Growing up in our Contra, Square, and English dance communities, I’ve always danced both roles, because why not? Children aren’t born with binary gender beliefs — those limits are taught and imposed.

As a cisgender little girl dancing in the so-called “man’s” role, I was repeatedly reprimanded for being in the wrong place or I was physically shoved into the wrong place, disrupting the dance and doubting my belonging. People told me — angrily and with condescension — that I was wrong and unnecessarily confusing to other dancers by being in the “man’s” place. Peers my own age taunted me, wondering why I wanted to “be a man” so often. I learned to expect the snide comments. It honestly has made me pull away more and more from these dance forms that have felt like home my whole life.

A woman at a dance event a couple years ago told me that she didn’t want the gendered roles to change because she goes to dances to flirt. When I asked,  1.) Why she assumed that flirting was only possible within a heterosexual dynamic and‚  2.) Why she felt her flirting was more important than people being condescended and misgendered, she responded with self-righteous anger rather than concern for how others have been hurt. Attitudes and comments based in this‚ all-too-common lack of empathy break my heart.

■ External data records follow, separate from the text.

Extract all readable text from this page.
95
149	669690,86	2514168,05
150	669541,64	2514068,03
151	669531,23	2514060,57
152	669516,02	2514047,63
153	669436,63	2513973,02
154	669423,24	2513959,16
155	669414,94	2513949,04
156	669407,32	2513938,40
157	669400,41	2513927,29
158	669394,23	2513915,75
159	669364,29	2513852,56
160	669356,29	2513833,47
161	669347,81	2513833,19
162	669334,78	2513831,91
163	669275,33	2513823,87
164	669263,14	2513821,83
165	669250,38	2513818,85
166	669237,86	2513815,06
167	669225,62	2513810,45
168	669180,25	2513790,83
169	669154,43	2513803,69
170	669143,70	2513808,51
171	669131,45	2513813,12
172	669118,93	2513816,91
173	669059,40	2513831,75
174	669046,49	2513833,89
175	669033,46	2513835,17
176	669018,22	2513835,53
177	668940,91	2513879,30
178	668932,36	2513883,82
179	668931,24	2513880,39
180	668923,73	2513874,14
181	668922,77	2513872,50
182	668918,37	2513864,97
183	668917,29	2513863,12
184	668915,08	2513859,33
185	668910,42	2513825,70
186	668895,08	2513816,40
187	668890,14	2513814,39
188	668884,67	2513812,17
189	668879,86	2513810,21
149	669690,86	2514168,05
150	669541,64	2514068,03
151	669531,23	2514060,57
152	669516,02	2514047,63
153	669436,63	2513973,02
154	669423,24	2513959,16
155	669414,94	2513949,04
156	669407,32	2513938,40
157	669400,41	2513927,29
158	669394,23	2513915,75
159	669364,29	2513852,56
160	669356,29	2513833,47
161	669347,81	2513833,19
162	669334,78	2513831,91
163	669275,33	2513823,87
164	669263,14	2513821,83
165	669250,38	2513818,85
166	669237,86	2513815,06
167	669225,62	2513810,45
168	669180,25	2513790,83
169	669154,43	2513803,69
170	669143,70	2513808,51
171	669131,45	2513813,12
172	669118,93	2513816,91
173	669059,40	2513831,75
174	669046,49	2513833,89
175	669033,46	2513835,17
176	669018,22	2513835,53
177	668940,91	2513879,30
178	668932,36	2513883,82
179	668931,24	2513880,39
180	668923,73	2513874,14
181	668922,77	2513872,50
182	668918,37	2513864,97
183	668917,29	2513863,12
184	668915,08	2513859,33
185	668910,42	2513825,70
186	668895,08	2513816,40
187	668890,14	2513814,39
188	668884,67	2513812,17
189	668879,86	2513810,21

Decades of this emotional wearing-down are yet another way I’ve been told that because I’m a woman, I don’t belong in a role that men are supposed to occupy.

More recently, hearing callers use non-gendered role terms, seeing more dancers dance whatever role they choose, regardless of their gender presentation … it’s brought tears to my eyes and given me hope that I could begin to feel fully respected and celebrated for dancing whichever role I want, without criticism, without having to defend myself, without risking physical animosity, without having to prove that I’m “good enough” to “be a man.” I am enough, my loved ones‚ are enough, and non-gendered dance terms are a key piece of reducing harm and evolving our communities to respect and welcome ALL of us.